In this paper we present a method for systematically analysing texts with specific references to discontinuities in science. In order to substantiate some of the speculation above, largely on my part, I will attempt to outline a method for analysing scientific texts that is based on methods/techniques used in corpus linguistics – these folk are adept at classifying and cataloguing pragmatically disparate texts – and methods used in LSP texts, particularly the work of Christer Laurén on scientific ‘idiolects’. I use these methods, supported by a suite of computer programs, to examine texts in the emerging specialism of quantum computers to describe how language, especially English language, is used to describe a set of devices that are yet to be fabricated using materials whose properties show radical departure from the accepted notion of what a (semi-conducting) material behaves.

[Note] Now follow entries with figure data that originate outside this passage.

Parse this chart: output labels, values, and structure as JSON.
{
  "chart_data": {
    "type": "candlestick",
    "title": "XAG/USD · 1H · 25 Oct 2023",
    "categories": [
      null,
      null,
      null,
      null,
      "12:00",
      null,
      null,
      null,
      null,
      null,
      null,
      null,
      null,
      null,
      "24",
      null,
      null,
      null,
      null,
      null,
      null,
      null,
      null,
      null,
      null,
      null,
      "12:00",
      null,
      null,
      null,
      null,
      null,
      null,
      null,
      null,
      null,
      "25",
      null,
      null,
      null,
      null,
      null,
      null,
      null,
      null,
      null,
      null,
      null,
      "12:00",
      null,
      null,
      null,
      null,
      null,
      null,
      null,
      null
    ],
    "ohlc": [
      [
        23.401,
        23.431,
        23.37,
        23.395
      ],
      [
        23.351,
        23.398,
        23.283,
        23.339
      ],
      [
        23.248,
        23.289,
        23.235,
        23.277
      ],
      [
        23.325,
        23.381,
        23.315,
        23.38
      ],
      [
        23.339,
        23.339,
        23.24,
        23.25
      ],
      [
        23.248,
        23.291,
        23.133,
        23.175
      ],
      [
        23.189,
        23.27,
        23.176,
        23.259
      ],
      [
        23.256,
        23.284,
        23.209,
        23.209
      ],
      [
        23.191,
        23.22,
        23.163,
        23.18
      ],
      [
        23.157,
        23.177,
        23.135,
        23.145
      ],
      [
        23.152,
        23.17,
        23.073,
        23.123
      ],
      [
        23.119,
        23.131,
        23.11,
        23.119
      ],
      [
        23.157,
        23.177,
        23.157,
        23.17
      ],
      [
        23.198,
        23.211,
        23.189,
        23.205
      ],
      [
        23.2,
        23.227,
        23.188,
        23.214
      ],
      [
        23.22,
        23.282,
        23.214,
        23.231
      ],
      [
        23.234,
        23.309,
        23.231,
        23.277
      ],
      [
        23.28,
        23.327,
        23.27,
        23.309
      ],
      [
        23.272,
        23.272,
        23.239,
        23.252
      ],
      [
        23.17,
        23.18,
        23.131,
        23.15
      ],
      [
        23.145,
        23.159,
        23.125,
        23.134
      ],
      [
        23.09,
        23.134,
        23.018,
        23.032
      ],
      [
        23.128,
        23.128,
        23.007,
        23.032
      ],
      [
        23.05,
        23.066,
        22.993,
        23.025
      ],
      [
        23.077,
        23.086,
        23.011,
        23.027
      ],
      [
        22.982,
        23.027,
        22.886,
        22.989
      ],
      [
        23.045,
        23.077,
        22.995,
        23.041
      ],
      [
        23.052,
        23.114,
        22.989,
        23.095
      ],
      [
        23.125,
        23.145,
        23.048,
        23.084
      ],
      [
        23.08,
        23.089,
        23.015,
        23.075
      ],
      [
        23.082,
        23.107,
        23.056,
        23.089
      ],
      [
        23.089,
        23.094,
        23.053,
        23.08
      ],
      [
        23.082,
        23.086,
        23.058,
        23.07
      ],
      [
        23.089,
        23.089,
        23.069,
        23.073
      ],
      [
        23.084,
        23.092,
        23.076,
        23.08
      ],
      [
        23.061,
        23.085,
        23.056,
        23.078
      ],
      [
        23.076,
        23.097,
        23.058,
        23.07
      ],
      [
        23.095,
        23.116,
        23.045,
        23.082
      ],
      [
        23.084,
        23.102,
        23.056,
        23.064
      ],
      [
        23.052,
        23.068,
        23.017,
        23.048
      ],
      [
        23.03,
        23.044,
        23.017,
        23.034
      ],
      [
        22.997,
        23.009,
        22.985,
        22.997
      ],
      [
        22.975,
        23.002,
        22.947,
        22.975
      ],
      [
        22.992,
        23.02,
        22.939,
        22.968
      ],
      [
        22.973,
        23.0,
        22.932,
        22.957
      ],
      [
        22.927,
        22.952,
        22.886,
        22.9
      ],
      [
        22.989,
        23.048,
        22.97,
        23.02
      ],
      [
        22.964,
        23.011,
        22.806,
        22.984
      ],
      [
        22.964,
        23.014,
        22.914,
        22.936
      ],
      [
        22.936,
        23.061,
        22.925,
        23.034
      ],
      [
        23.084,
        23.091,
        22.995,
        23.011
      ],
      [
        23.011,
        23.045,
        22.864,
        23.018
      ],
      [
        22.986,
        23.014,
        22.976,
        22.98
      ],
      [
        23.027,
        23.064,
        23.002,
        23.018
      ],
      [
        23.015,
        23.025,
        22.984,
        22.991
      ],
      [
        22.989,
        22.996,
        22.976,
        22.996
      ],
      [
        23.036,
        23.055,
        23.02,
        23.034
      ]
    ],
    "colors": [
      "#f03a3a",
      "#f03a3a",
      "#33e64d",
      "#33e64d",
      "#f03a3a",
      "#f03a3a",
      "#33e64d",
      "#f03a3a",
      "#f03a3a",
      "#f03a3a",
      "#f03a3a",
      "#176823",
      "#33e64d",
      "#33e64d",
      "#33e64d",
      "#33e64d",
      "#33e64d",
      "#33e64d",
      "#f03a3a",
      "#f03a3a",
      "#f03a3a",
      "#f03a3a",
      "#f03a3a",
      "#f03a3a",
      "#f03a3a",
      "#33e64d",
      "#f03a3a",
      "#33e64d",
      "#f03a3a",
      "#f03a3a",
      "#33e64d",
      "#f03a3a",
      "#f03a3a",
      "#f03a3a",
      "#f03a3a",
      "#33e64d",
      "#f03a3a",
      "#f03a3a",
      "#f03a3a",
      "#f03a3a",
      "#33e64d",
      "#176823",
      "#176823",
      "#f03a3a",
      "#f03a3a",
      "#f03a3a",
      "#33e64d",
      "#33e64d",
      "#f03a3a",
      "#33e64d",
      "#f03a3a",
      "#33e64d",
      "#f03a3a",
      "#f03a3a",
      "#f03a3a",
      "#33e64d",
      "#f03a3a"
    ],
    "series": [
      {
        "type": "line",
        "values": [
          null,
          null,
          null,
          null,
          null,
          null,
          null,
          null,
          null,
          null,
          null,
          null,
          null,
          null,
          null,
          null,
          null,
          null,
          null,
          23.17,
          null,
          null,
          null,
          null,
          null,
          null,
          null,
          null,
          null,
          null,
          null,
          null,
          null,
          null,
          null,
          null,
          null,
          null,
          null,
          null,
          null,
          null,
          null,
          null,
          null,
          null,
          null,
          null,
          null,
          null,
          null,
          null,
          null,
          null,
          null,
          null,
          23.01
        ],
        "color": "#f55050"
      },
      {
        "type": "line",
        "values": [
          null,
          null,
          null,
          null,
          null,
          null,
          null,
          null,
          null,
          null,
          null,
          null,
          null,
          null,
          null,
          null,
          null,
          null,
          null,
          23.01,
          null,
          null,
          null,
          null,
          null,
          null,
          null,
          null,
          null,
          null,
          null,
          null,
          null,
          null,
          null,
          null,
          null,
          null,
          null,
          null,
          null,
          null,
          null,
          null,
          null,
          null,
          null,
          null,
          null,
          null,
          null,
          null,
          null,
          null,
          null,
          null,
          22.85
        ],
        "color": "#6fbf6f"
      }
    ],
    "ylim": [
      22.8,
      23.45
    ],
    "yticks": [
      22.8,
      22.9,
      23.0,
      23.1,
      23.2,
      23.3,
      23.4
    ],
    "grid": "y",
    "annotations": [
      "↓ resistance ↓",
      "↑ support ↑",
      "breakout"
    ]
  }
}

According to Webster, 'semiconductor' originated in 1838 and is defined as "any of a class of solids (as germanium or silicon) whose electrical conductivity is between that of a conductor and that of an insulator". Semiconductors have become key components of electronic devices as transfer resistors (transistors) and through very large scale integration (VLSI). This branch of physics is concerned with electronic phenomena, particularly the application of quantum theory, that can be used to overcome restrictions of conventional electronic devices due to scalability, speed and heat. The next innovation within this field could well form that basis for the next generation of electronic devices.
We will demonstrate a method for facilitating discovery of innovations within the semiconductor field. Through terminology extraction and interaction with a domain expert, we will show how a domain can be modelled and how terms occur in combinations where new (conceptual) distinctions are necessary. This work has been carried out primarily using scientific journals as an assurance of data quality.